Pharmacotherapeutic group: Antivirals for systemic use, direct acting antivirals. ATC code: not yet assigned.
Pharmacology: Pharmacodynamics: Mechanism of action: Molnupiravir is a prodrug that is metabolised to the ribonucleoside analogue N-hydroxycytidine (NHC) which distributes into cells where it is phosphorylated to form the pharmacologically active ribonucleoside triphosphate (NHC-TP). NHC-TP acts by a mechanism known as viral error catastrophe. NHC-TP incorporation into viral RNA by the viral RNA polymerase, results in an accumulation of errors in the viral genome leading to inhibition of replication.

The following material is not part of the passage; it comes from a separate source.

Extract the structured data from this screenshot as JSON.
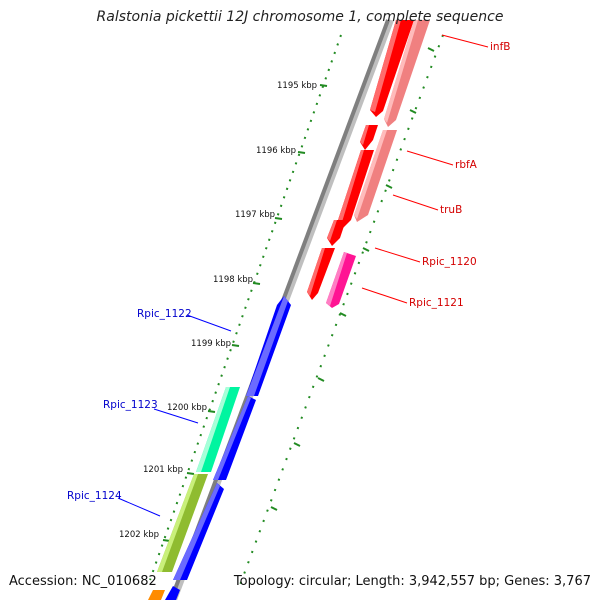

Antiviral Activity: NHC was active in cell culture assays against SARS-CoV-2 with 50% effective concentrations (EC50) ranging between 0.67 to 2.66 μM in A-549 cells and 0.32 to 2.03 μM in Vero E6 cells. NHC had similar activity against SARS-CoV-2 variants B.1.1.7 (Alpha), B.1351 (Beta), P.1 (Gamma), and B.1.617.2 (Delta) with EC50 values of 1.59, 1.77 and 1.32 and 1.68 μM, respectively. No impact was observed on the in vitro antiviral activity of NHC against SARS-CoV-2 when NHC was tested in combination with abacavir, emtricitabine, hydroxychloroquine, lamivudine, nelfinavir, remdesivir, ribavirin, sofosbuvir, or tenofovir.
Pharmacodynamic effects: The relationship between NHC and intracellular NHC-TP with antiviral efficacy has not been evaluated clinically.

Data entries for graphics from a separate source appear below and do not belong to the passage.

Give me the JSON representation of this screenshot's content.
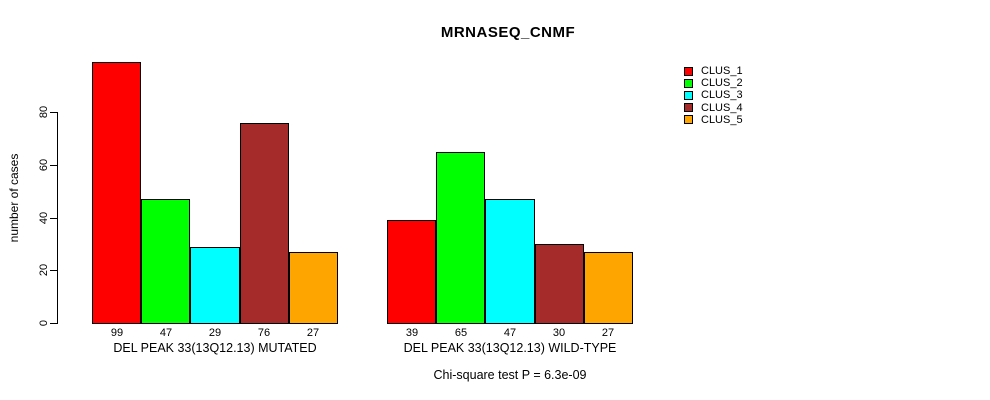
{
  "title": "MRNASEQ_CNMF",
  "annotation": "Chi-square test P = 6.3e-09",
  "axes": {
    "ylabel": "number of cases",
    "yticks": [
      "0",
      "20",
      "40",
      "60",
      "80"
    ]
  },
  "legend": {
    "position": "right",
    "entries": [
      {
        "label": "CLUS_1",
        "color": "#FF0000"
      },
      {
        "label": "CLUS_2",
        "color": "#00FF00"
      },
      {
        "label": "CLUS_3",
        "color": "#00FFFF"
      },
      {
        "label": "CLUS_4",
        "color": "#A52A2A"
      },
      {
        "label": "CLUS_5",
        "color": "#FFA500"
      }
    ]
  },
  "chart_data": {
    "type": "bar",
    "title": "MRNASEQ_CNMF",
    "xlabel": "",
    "ylabel": "number of cases",
    "categories": [
      "DEL PEAK 33(13Q12.13) MUTATED",
      "DEL PEAK 33(13Q12.13) WILD-TYPE"
    ],
    "series": [
      {
        "name": "CLUS_1",
        "color": "#FF0000",
        "values": [
          99,
          39
        ]
      },
      {
        "name": "CLUS_2",
        "color": "#00FF00",
        "values": [
          47,
          65
        ]
      },
      {
        "name": "CLUS_3",
        "color": "#00FFFF",
        "values": [
          29,
          47
        ]
      },
      {
        "name": "CLUS_4",
        "color": "#A52A2A",
        "values": [
          76,
          30
        ]
      },
      {
        "name": "CLUS_5",
        "color": "#FFA500",
        "values": [
          27,
          27
        ]
      }
    ],
    "bar_value_labels": [
      [
        99,
        47,
        29,
        76,
        27
      ],
      [
        39,
        65,
        47,
        30,
        27
      ]
    ],
    "yticks": [
      0,
      20,
      40,
      60,
      80
    ],
    "ylim": [
      0,
      105
    ],
    "grid": false,
    "bar_border_color": "#000000",
    "legend_position": "right",
    "annotation": "Chi-square test P = 6.3e-09"
  }
}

Resistance: No amino acid substitutions in SARS-CoV-2 associated with resistance to NHC have been identified in Phase 2 clinical trials evaluating molnupiravir for the treatment of COVID-19. Studies to evaluate selection of resistance to NHC with SARS-CoV-2 in cell culture have not been completed.
Pharmacokinetics: Molnupiravir is a 5'-isobutyrate prodrug that is hydrolysed to NHC prior to reaching systemic circulation. The pharmacokinetics of NHC are similar in healthy subjects and patients with COVID-19.
Absorption: Following twice daily oral administration of 800 mg molnupiravir, the median time to peak plasma NHC concentrations (Tmax) was 1.5 hours.
Distribution: NHC does not bind to plasma proteins.
Elimination: The effective half-life of NHC is approximately 3.3 hours. The fraction of dose excreted as NHC in the urine was <3% in healthy participants.
Other special populations: Gender, Race, Age: Population pharmacokinetic analysis showed that age, gender, race and ethnicity do not meaningfully influence the pharmacokinetics of NHC.
Paediatric Patients: MOLNUPAC 200 has not been studied in paediatric patients.
Renal Impairment: Renal clearance is not a meaningful route of elimination for NHC. No dose adjustment in patients with any degree of renal impairment is needed. In a population PK analysis, mild or moderate renal impairment did not have a meaningful impact on the pharmacokinetics of NHC. The pharmacokinetics of molnupiravir and NHC has not been evaluated in patients with eGFR less than 30 mL/min or on dialysis.
Hepatic Impairment: The pharmacokinetics of molnupiravir and NHC has not been evaluated in patients with hepatic impairment. Preclinical data indicate that hepatic elimination is not expected to be a major route of NHC elimination therefore hepatic impairment is unlikely to affect NHC exposure. No dose adjustment in patients with hepatic impairment is needed.